Whether it’s meshtastic’s relay network or fossil’s chat feature, i seem to gravitate towards elaborate chat solutions.
Fossil SCM’s chat feature is designed to provide a simple and functional real-time communication mechanism for geographically dispersed developers.2
It is not intended as a replacement or competitor for IRC, Slack, Discord, Telegram, Google Hangouts, etc..2
The chat feature is ephemeral, meaning that chat messages do not sync to peer repositories, and they are automatically deleted after a configurable delay (default: 7 days).2
To activate the chatroom, simply add the C capability to every user who is authorized to participate. Anyone who can read chat can also post to chat. Setup (“s”) and Admin (“a”) users always have access to chat, without needing the “C” capability. A common configuration is to add the “C” capability to “Developer” so that any individual user who has the “v” capability will also have access to chat.2
The chat feature uses the “hanging GET” or “long polling” technique to receive asynchronous notification of new messages. This is done because long polling works well with CGI and SCGI, which are the usual mechanisms for setting up a Fossil server.2
Chat messages are stored on the server-side in the CHAT table of the repository. The CHAT table is not cross-linked with any other tables in the repository schema. An administrator can “DROP TABLE chat;” at any time, without harm (apart from deleting all chat history, of course). The CHAT table is dropped when running fossil scrub --verily.2
The chat feature also allows for the sending of messages from robots. The recommended way to allow robots to send chat messages is to create a new user on the server for each robot. Give each such robot account the “C” privilege only. That means that the robot user account will be able to send chat messages, but not do anything else.2
The chat feature does not support message-editing capability. This is by design and desire of the chat’s developers.2
The chat feature is intended for use by insiders - people with check-in privileges or higher. It is not intended as a general-purpose gathering place for random passers-by on the internet. Fossil chat seeks to provide a communication venue for discussion that does not become part of the permanent record for the project. For persistent and durable discussion, use the Forum.
Yeah, i was picturing a store and forward solution, and even then i was just thinking that it would be nifty if it went to that trouble. That functionality would be pretty redundant when a forum is right there next to it.

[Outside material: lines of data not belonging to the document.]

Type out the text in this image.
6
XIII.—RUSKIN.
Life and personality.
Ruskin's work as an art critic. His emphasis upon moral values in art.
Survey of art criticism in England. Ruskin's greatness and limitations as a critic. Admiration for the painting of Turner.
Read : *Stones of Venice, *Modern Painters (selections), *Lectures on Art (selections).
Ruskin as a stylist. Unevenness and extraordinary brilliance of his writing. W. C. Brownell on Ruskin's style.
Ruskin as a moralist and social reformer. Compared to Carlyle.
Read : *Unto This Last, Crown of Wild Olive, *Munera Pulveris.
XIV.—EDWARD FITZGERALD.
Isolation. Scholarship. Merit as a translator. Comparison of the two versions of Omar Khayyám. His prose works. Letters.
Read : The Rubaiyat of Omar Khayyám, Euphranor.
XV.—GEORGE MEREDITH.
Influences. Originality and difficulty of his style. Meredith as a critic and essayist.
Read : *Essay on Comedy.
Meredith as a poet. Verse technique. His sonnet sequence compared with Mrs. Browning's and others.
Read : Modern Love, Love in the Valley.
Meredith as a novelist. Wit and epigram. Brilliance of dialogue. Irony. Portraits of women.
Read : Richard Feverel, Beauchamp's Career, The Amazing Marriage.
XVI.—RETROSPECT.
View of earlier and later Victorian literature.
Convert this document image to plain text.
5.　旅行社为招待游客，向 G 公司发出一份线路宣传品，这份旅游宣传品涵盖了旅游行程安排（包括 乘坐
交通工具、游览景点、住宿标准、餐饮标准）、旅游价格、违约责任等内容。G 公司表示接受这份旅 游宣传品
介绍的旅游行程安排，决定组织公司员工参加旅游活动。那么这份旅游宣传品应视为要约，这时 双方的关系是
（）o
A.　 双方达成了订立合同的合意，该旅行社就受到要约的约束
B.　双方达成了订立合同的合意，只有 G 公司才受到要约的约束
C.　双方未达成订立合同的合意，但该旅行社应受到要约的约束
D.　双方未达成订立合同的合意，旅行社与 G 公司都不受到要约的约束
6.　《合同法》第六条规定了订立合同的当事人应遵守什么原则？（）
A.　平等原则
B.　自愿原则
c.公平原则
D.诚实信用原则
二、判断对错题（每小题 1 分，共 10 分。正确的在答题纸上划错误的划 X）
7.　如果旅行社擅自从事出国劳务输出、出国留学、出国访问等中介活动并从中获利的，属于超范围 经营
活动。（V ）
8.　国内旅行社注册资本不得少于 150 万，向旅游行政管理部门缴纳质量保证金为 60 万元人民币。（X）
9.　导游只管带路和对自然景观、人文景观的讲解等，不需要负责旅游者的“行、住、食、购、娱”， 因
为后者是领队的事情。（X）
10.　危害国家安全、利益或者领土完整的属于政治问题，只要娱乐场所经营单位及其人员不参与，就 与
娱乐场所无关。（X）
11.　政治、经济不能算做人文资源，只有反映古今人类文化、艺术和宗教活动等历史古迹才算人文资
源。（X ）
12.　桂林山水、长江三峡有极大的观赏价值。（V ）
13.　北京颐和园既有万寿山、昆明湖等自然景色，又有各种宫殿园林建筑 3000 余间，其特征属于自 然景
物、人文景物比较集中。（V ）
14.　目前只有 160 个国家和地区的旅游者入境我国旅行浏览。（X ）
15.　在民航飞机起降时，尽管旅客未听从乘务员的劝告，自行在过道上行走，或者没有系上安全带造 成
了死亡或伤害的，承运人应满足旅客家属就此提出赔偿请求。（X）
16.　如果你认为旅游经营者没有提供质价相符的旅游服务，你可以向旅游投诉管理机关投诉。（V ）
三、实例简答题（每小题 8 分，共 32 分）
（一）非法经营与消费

What you have to do however is log onto the chiselapp server and sit on the chat page. just hit enter to send and it beeps at me when someone sends (if I’m off the page).
I now have a new teaching method. I once maintained a very popular website for Forth atThe Unofficial Mecrisp-Stellaris Doc site but after a decade it became unmanageable with too many broken links, missing parts and cruft. I still maintain it but it’s effectively too much work, and mostly dead.
But now, thanks to Fossil SCM I have a new technology to disseminate my knowledge.
Fossil makes possible documentation, pictures and versioned source code, all in the one easily downloaded, single file repository. This means teaching in small manageable and update-able modules is my new way forward.
Have a look at the doc, it’s all self contained in the Repo using numerous Wikis, with an easy to use menu to navigate the project. It was actually ridiculously easy to do, once I knew how.
The Doc is versioned but separate to the source code, and instantly applicable, as no commit is needed. It’s pushed to the master distributed online-Chiselapp Repo from mine.
This is how I’m going to distribute the knowledge of the technologies I have learnt, going forward, and starting with a Embedded Forth Workshop series.
What do you guys think about this documentation strategy, does it work for you ?
That’s a very neat solution. FWIW, i’ve tried to do the equivalent in a git repo. It amounted to a bunch of markdown and .png files in a subfolder of the repo, and i turned to pandoc to convert those documents into distributable documentation. Honestly, the documentation part of the repo was as onerous as the code itself.